Личный опыт: Яна Алеева

Павел Микитенко
26 января 2016

 «Во время семейных разговоров я вдруг осознала, что у наших предков практически нет могил». Яна Алеева о поиске семейной истории с нуля, работе в архиве Службы Безопасности Украины и противоречиях в судебных документах.

 

—​ Яна, вы могли бы рассказать о том, что за информацию вы ищете, о ком?

—​ В моей семье по всем её линиям: и по маме, и по папе, мои прадедушки и прабабушки практически все пострадали от репрессий. Мои родители никогда не видели своих дедушек, потому что те погибли в лагерях системы ГУЛАГ. Это такая «незаживающая рана» для моей семьи. Психологи говорят, что травмы передаются из поколения в поколение. Учитывая, что ко мне они подступают по всем четырём семейным линиям, мне просто суждено было узнать о них больше. Моя мама – украинка, а папа – армянин. Обе эти линии попали в разработку НКВД в процессе «советизации» будущих «республик».

 

—​ В каком году вы начали свои поиски?

—​ В 2012-м. Какая-то категория дел открылась раньше, какая-то позже. И этот процесс постоянно продолжается. Если до недавнего времени доступ к архивной информации получали только родственники, то сейчас доступ возможен уже ко всем делам и без подтверждения родственных связей.

 

—​ Что вас побудило к этим поискам? С какого жизненного события началась работа в архивах?
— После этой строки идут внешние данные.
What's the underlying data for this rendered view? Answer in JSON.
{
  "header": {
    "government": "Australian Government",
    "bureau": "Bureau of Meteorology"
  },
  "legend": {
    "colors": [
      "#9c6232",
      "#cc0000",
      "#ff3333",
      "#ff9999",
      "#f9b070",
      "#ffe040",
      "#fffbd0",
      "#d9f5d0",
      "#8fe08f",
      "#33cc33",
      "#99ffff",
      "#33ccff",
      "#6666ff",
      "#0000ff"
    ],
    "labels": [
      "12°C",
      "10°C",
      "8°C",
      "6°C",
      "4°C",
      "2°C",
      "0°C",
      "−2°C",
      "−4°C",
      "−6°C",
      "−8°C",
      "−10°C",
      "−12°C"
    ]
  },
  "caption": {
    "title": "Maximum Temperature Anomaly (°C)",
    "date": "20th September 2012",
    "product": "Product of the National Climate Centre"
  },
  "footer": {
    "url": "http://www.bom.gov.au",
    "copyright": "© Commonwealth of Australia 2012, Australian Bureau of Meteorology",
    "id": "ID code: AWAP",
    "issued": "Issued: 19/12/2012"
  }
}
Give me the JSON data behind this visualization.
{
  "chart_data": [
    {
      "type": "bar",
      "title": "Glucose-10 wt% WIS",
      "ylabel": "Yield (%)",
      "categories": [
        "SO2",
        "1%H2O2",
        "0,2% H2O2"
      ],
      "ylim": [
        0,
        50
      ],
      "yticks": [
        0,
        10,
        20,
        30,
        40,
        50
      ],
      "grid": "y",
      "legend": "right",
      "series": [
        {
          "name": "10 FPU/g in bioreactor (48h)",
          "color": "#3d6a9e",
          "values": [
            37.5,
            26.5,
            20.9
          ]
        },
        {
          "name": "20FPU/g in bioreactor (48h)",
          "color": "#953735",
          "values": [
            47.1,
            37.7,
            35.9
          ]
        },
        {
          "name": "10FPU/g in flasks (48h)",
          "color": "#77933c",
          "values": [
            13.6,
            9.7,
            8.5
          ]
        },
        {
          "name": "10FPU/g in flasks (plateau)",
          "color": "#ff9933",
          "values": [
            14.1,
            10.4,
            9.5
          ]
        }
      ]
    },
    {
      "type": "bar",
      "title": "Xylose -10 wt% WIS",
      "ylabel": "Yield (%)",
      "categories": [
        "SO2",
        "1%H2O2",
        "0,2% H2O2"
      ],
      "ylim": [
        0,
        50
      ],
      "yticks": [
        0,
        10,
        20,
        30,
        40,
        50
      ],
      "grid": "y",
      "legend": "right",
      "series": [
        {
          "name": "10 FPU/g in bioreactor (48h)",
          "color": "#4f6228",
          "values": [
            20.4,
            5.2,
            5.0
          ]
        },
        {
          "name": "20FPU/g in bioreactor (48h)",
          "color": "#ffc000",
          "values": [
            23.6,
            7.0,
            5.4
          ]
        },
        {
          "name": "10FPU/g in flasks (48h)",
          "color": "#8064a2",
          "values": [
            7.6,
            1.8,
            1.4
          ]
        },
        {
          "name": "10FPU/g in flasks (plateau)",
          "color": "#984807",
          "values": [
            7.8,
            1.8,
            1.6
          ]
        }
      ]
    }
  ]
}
—​ Мне 33 года, моим двоюродным сёстрам 31 и 37 и ни у кого из нас нет детей. Наш род пресекся и не продолжается. Во время семейных разговоров я вдруг осознала, что у наших предков практически нет могил, и подумала, что насильственная смерть и возможное отсутствие «отходного» ритуала при захоронении может негативно влиять на судьбу потомков.  Священник, к которому я обратилась за советом, сказал, что заочно отпевание проводить нельзя, и, хотя он успокоил меня тем, что в тех местах, где погибли мои родственники, было много ссыльных священнослужителей, которые часто проводили отпевания по своей инициативе, я не потеряла интерес к поискам. К тому же батюшка сказал мне, что лучшее, что я могу сделать для своих умерших — это восстановить правду об их жизни и смерти и рассказать её другим. Сначала было трудно, я не знала, с чего начать, но однажды наткнулась на информацию из архивов об одном из моих прадедов, которую выложила в интернет одна организация, занимающаяся восстановлением исторической памяти. У меня были знакомые в СБУ и я просто поинтересовалась, где хранятся архивы. Оказалось, что у них есть для этого специальный отдел. Я подала запрос сначала на одного прадедушку, затем на второго. В течение двух недель получила положительный ответ: нашли два уголовных дела и дали возможность поработать с ними в читальном зале. После этого я уже серьёзно занялась вопросом: поехала в Лохвицу, на место рождения и жительства предков, посмотрела их пустые, разорённые дома, посетила краеведческий музей, где нашла информацию об одном из прадедов... Относительно маминой стороны, оба моих прадеда оказывали сопротивление коллективизации. Один проводил антисоветскую агитацию, открыто выступал против колхозов. Второй не вписывался в советский режим ни образом жизни, ни образом мыслей, ни происхождением, и в 30-е годы они оба погибли.

 

—​ Что вам было известно до того, как вы погрузились в эту работу в архивах?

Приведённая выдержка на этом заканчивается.